DockworkerImage Courtesy: Offshore and Home Trade Seamen's Welfare Trust

Undisclosed shipping lines have attempted to conduct self-handling in a number of Italian ports, according to the European Transport Workers’ Federation (ETF).

Self-handling, which represents the use of seafaring onboard staff to load or lash cargo, rather than local dockers, was reported at the Italian ports of Palermo, Termini Imerese, Trapani and Porto Empedocle.

The ETF has addressed a letter to the Port Authority for the Western Sicilian Sea urging that the law is properly enforced.

“Italian law is very clear on the circumstances where shipowners can be allowed to ask their crew to perform cargo-handling tasks such as lashing and unlashing,” Terje Samuelsen, ETF Dockers’ Chair, said.

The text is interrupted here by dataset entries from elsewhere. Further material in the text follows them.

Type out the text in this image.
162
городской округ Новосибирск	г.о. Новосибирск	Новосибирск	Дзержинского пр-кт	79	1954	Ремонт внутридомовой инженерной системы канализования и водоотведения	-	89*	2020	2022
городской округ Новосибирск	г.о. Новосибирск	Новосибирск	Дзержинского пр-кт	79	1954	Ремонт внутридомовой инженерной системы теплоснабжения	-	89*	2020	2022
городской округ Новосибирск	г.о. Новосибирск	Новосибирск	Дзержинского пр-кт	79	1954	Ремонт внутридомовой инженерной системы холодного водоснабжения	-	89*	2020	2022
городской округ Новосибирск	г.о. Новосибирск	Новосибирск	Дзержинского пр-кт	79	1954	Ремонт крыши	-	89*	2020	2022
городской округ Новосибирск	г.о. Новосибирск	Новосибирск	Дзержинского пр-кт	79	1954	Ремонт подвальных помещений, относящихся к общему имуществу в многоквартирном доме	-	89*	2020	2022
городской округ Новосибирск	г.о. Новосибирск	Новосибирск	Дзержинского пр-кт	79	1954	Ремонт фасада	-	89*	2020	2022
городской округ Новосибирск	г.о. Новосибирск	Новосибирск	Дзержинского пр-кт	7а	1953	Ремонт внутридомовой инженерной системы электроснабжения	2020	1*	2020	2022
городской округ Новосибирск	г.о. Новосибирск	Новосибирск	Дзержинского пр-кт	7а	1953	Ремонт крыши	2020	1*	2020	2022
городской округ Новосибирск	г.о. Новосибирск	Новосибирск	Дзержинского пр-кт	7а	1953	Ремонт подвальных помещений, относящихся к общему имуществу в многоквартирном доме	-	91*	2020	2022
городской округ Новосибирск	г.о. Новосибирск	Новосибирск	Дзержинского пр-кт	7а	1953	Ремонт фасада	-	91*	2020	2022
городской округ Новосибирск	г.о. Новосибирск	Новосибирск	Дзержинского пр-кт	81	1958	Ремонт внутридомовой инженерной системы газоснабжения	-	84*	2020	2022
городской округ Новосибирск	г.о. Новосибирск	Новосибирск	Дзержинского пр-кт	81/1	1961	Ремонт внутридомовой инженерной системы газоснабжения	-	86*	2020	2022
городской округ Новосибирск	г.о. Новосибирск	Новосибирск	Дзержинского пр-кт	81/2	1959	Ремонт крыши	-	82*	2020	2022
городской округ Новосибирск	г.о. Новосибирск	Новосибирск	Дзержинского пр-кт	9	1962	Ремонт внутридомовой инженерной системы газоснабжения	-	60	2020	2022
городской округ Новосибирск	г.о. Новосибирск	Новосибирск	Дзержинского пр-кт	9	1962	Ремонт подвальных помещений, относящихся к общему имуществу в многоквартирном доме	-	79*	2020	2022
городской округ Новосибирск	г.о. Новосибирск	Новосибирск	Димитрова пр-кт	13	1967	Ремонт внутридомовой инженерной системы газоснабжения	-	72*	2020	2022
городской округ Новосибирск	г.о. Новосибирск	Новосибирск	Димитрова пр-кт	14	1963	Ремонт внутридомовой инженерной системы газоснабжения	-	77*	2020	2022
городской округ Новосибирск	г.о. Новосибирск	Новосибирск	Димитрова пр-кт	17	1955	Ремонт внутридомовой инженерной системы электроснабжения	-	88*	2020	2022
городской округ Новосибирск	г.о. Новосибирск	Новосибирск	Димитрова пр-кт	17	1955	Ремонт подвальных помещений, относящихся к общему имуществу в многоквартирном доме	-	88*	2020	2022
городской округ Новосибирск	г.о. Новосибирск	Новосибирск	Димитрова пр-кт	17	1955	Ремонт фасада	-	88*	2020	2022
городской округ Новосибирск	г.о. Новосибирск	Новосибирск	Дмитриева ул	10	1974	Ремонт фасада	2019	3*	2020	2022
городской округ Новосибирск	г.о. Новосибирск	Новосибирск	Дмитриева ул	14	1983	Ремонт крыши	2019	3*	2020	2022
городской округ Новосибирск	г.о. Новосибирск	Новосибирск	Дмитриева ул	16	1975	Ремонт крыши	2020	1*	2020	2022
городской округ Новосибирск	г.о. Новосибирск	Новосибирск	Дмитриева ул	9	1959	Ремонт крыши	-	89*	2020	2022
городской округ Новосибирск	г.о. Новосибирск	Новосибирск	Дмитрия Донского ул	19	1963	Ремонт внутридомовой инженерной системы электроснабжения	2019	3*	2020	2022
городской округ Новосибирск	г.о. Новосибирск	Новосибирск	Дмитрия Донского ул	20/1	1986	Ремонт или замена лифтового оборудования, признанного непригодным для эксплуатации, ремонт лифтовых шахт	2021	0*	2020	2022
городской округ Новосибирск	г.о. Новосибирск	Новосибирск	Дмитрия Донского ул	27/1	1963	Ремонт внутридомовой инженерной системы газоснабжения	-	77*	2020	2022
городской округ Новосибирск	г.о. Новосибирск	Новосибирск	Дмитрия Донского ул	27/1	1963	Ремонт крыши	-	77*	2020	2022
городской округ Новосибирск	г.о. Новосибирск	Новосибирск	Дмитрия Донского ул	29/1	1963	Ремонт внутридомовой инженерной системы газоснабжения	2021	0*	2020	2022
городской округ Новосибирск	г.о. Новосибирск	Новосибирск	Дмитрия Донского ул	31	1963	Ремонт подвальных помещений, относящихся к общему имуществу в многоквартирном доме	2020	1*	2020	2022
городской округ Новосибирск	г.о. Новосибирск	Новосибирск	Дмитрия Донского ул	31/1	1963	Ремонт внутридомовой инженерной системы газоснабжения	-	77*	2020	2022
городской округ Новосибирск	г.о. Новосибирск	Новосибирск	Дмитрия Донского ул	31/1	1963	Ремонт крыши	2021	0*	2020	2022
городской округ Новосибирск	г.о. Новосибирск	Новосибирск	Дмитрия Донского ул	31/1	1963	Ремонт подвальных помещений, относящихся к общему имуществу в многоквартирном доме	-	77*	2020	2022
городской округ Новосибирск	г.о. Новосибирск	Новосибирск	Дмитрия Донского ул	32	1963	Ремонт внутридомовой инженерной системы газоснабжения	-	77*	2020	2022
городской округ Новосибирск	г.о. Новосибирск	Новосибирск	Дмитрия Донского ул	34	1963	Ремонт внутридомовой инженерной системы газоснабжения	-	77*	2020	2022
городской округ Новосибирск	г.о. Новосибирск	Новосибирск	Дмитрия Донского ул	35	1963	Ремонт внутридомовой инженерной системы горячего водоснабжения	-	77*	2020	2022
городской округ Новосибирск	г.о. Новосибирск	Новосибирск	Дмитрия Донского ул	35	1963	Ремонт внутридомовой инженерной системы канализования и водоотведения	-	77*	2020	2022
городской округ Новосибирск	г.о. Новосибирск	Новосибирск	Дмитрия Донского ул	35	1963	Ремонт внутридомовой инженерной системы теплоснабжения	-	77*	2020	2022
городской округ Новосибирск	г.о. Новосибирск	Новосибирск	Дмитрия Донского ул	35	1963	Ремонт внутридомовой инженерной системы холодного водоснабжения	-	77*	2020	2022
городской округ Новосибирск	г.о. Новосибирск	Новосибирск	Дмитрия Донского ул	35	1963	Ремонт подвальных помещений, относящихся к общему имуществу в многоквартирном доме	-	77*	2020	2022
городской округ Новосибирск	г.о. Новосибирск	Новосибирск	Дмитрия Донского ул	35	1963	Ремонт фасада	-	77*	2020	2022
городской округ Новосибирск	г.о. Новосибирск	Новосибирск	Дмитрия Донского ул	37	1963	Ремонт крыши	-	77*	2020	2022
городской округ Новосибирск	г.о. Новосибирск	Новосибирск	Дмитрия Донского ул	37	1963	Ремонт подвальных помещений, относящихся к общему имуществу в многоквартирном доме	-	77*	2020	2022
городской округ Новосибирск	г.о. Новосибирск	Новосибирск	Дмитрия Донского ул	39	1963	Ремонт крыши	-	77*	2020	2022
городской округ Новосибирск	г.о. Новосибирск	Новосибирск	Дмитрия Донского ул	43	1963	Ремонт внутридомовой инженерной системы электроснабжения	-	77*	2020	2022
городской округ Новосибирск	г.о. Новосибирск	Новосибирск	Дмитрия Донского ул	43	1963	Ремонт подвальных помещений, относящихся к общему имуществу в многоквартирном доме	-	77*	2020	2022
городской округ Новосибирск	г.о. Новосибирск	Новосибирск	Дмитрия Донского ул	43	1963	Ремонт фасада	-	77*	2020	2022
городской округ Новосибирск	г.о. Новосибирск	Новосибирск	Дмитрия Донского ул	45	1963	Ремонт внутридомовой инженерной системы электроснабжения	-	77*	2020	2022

“In the case of the Sicilian ports, the required conditions, such as the non-availability of dockers, are not met. These are not isolated attempts, as we have been informed by our members, and we are taking them very seriously,” Samuelsen added.

Reclaiming lashing is one of the priority fights for ETF and ITF Dockers’ unions, also in the framework of the Fair Transport Europe Campaign 2.0.

In a context of growing automation and decreasing cargo volumes, lashing by dockers is an important way to retain port jobs. Moreover, lashing operations are very dangerous and should only be performed by qualified dockers, ETF informed.

Seafarers should not do lashing, because they are not properly trained for such operations and because they are often required to do lashing during their rest time.

In the framework of the International Bargaining Forum (IBF) negotiations, the ITF and the JNG have agreed on a new text of the so-called dockers’ clause which is expected to deter self-handling on board Flag of Convenience (FOC) vessels. However, ETF reported that self-handling attempts were reported not only on FOC vessels, but also on those flying national flags.

“Our Italian members estimate that in the case of the Sicilian ports, allowing an exemption to the law would cost up to 500 dockers’ jobs,” declared ETF Dockers’ Vice-Chair Torben Seebold.